Potency comparisons between DEGARELIX ACETATE and ZEGALOGUE depend on the specific clinical indication. These are agents from distinct pharmacological classes and are not directly interchangeable by dose. A physician or clinical pharmacist should guide any therapeutic switching decisions.
The standard adult dose of DEGARELIX ACETATE is: Subcutaneous injection: 240 mg loading dose (two 120 mg injections) on day 1, followed by 80 mg every 28 days.. The standard adult dose of ZEGALOGUE is: Initial dose: 2 mg subcutaneously once daily for 2 weeks, then increase to 7 mg subcutaneously once daily. Dose may be increased to 12 mg subcutaneously once daily after 4 weeks if additional glycemic control is needed.. Dosing should always be individualized based on indication, renal and hepatic function, age, and other patient factors.

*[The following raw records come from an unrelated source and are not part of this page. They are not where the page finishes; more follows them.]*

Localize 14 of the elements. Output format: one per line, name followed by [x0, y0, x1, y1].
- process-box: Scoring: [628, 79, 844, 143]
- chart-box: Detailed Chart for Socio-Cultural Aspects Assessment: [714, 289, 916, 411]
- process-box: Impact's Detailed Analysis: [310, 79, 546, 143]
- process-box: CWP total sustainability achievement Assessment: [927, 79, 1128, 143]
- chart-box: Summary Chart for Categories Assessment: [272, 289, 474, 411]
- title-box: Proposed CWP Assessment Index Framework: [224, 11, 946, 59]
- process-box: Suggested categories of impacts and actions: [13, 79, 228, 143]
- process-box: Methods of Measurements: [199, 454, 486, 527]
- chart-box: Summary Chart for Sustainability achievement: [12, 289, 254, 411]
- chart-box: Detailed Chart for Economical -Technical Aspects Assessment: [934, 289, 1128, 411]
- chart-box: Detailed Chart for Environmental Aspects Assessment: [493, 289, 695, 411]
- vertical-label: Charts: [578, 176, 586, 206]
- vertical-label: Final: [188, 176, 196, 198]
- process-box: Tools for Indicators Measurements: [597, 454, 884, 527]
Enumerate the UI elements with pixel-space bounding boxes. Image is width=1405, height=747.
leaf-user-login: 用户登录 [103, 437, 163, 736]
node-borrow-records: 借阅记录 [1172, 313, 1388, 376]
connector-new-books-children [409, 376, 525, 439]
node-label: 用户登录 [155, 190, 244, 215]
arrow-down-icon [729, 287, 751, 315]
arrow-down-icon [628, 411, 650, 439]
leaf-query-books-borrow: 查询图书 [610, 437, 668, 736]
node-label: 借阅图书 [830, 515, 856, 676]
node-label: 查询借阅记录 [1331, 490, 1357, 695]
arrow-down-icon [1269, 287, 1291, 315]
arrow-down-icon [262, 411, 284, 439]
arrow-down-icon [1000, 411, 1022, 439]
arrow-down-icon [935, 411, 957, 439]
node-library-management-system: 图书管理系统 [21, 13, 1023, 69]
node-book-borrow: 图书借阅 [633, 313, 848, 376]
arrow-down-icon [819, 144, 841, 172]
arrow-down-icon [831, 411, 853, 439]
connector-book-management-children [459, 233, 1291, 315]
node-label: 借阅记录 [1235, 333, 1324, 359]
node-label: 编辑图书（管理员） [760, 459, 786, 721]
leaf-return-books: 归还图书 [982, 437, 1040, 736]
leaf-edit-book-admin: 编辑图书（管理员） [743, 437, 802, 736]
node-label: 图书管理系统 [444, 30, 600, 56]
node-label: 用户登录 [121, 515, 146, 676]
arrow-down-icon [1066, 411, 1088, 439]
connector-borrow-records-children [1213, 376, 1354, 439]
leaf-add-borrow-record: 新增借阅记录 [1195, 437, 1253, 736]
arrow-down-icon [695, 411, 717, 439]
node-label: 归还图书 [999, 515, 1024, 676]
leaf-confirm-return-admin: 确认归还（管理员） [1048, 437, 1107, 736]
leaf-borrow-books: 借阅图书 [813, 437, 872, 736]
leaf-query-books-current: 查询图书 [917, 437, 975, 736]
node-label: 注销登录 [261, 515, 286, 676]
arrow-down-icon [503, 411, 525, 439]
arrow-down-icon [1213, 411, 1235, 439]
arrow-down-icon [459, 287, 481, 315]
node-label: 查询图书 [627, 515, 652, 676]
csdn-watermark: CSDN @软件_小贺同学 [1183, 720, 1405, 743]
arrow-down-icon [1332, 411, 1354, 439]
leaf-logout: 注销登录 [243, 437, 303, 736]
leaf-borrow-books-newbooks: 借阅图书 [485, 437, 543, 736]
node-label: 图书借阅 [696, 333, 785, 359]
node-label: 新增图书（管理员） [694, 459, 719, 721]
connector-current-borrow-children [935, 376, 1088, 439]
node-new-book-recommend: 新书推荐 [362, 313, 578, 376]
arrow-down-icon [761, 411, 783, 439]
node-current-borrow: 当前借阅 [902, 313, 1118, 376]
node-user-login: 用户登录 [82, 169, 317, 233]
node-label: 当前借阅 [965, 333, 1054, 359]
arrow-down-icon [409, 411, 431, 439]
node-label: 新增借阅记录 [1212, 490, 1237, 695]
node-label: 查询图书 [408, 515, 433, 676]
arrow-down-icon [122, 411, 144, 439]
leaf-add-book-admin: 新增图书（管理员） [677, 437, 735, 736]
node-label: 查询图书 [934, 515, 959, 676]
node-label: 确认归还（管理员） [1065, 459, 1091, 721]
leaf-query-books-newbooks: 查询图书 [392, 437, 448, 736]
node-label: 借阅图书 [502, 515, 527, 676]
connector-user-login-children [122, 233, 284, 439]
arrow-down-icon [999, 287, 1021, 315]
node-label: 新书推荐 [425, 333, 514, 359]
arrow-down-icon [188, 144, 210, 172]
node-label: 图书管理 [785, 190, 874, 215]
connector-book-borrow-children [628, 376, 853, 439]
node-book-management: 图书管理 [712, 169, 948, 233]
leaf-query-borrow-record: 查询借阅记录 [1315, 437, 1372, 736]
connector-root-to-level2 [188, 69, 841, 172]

No direct drug-drug interaction has been formally documented between DEGARELIX ACETATE and ZEGALOGUE in current clinical databases. However, individual patient risk factors including other medications, organ function, and comorbidities should always be evaluated by a qualified healthcare provider.
The maternal-fetal safety profiles differ. DEGARELIX ACETATE is classified as Category C. Category X: Contraindicated in pregnancy. First trimester: Risk of spontaneous abortion and congenital anomalies due to hormonal disruption. Second and third trimesters: Potential . ZEGALOGUE is classified as Category C. Zegalogue (dasiglucagon) is a glucagon analog for severe hypoglycemia. No human pregnancy data; animal studies show no teratogenicity at exposures up to 40 times human dose. Risk c. Always consult a maternal-fetal medicine specialist before taking either drug during pregnancy or lactation.